One of DPM’s biggest problems when you try to scale the product is centralization. You might think that it’s not really necessary, but read on to see some of the pitfalls that come with a non centralized product. And yes, SCOM and the DPM 2012 management pack is an attempt, but a fair one at best.
So why is centralization so important? Well, for one, everyone else in the enterprise is doing it! So does that mean DPM should do it too? Unlike jumping off the cliff because others did it, centralization is very necessary when it comes to backups. So let’s start by exploring some basics…
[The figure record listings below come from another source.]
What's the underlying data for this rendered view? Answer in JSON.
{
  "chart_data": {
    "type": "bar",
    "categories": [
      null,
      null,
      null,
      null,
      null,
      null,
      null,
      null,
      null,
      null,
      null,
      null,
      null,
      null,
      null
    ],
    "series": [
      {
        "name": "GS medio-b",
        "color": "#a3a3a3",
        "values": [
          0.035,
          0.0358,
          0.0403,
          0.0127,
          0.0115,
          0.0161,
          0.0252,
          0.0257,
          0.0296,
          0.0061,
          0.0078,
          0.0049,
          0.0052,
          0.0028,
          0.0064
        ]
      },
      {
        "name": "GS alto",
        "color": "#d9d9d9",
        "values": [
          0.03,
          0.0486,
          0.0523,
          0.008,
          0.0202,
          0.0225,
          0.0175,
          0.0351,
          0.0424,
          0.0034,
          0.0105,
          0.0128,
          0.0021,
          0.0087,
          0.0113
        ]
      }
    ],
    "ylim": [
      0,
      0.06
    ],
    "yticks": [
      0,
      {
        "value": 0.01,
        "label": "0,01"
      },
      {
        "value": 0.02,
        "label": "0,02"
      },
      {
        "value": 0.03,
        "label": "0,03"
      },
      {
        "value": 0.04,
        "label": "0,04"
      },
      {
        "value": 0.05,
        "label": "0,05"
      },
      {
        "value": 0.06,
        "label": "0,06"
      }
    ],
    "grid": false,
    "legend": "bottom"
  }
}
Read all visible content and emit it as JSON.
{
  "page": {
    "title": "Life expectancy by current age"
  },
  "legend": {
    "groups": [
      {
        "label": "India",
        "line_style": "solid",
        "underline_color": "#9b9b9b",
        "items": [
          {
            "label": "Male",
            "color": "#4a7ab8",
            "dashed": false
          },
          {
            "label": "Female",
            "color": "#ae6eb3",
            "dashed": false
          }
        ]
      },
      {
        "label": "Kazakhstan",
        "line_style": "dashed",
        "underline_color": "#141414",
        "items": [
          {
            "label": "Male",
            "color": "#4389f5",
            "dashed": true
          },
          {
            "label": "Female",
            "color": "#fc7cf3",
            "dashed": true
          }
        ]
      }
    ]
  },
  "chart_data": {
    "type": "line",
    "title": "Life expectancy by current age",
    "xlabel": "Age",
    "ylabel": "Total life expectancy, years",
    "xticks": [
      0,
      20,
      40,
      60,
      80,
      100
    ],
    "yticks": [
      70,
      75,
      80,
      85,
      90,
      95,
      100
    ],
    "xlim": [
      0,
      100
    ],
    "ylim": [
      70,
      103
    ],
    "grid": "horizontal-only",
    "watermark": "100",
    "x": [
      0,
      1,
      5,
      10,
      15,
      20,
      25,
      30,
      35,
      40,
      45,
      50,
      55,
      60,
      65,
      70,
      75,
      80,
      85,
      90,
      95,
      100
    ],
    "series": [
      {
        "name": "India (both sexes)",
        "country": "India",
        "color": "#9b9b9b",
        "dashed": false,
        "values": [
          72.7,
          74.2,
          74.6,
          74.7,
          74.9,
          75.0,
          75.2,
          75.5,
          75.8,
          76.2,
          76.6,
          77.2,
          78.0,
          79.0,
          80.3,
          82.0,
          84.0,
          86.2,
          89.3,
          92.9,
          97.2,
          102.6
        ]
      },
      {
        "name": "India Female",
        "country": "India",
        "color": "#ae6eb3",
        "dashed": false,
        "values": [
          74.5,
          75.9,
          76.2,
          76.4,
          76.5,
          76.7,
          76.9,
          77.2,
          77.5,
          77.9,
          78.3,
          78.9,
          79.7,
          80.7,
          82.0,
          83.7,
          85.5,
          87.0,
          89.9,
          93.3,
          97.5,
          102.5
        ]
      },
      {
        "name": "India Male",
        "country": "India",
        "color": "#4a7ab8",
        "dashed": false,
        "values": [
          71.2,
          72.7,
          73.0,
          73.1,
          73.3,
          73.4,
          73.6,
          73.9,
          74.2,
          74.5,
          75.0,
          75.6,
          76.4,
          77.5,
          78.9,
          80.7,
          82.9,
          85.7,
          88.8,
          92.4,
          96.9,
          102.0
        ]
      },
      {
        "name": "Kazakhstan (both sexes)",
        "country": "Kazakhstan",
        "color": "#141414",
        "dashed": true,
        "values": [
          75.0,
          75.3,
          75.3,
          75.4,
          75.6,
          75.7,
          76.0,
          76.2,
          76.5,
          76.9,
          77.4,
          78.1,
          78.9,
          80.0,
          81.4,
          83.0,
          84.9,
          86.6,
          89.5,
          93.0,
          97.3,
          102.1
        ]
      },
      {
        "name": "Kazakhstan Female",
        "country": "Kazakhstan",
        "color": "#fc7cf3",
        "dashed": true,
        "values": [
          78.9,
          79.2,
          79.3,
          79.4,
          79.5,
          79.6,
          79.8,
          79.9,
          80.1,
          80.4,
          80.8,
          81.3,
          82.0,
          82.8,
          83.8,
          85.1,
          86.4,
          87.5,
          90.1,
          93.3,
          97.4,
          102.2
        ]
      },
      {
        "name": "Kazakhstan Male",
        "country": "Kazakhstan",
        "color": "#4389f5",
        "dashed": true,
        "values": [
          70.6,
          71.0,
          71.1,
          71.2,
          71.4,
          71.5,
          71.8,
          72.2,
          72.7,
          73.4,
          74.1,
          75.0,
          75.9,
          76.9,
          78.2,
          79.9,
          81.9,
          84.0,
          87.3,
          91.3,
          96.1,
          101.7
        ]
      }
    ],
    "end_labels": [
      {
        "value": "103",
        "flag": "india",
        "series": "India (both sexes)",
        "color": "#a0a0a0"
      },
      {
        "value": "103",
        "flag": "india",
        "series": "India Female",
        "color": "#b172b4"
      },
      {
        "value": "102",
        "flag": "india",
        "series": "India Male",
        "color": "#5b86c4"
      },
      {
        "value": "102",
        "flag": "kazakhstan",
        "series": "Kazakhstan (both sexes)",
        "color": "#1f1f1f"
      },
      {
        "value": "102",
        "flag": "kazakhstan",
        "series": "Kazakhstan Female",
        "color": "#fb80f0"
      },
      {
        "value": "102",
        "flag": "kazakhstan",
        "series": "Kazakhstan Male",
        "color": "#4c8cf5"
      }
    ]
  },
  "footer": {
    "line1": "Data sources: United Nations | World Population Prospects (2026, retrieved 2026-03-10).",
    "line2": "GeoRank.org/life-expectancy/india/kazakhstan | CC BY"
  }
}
Reporting is available on a per server basis where each must be individually managed, configured, and analyzed. There is no way to correlate real time or historical data with between servers. How would you know if a possible network wide outage caused backups to fail? Or if an application planned outage caused backups to fail that are spread across multiple DPM Servers? You could find yourself chasing a failure that was never the fault of DPM at all.
Or maybe it was a fault of the DPM backend:
- Storage array going down? But you would never know that since you’re looking at one server at a time and might think it’s just one LUN that went down. An hour or two later you realize it’s a whole disk group, then the entire array.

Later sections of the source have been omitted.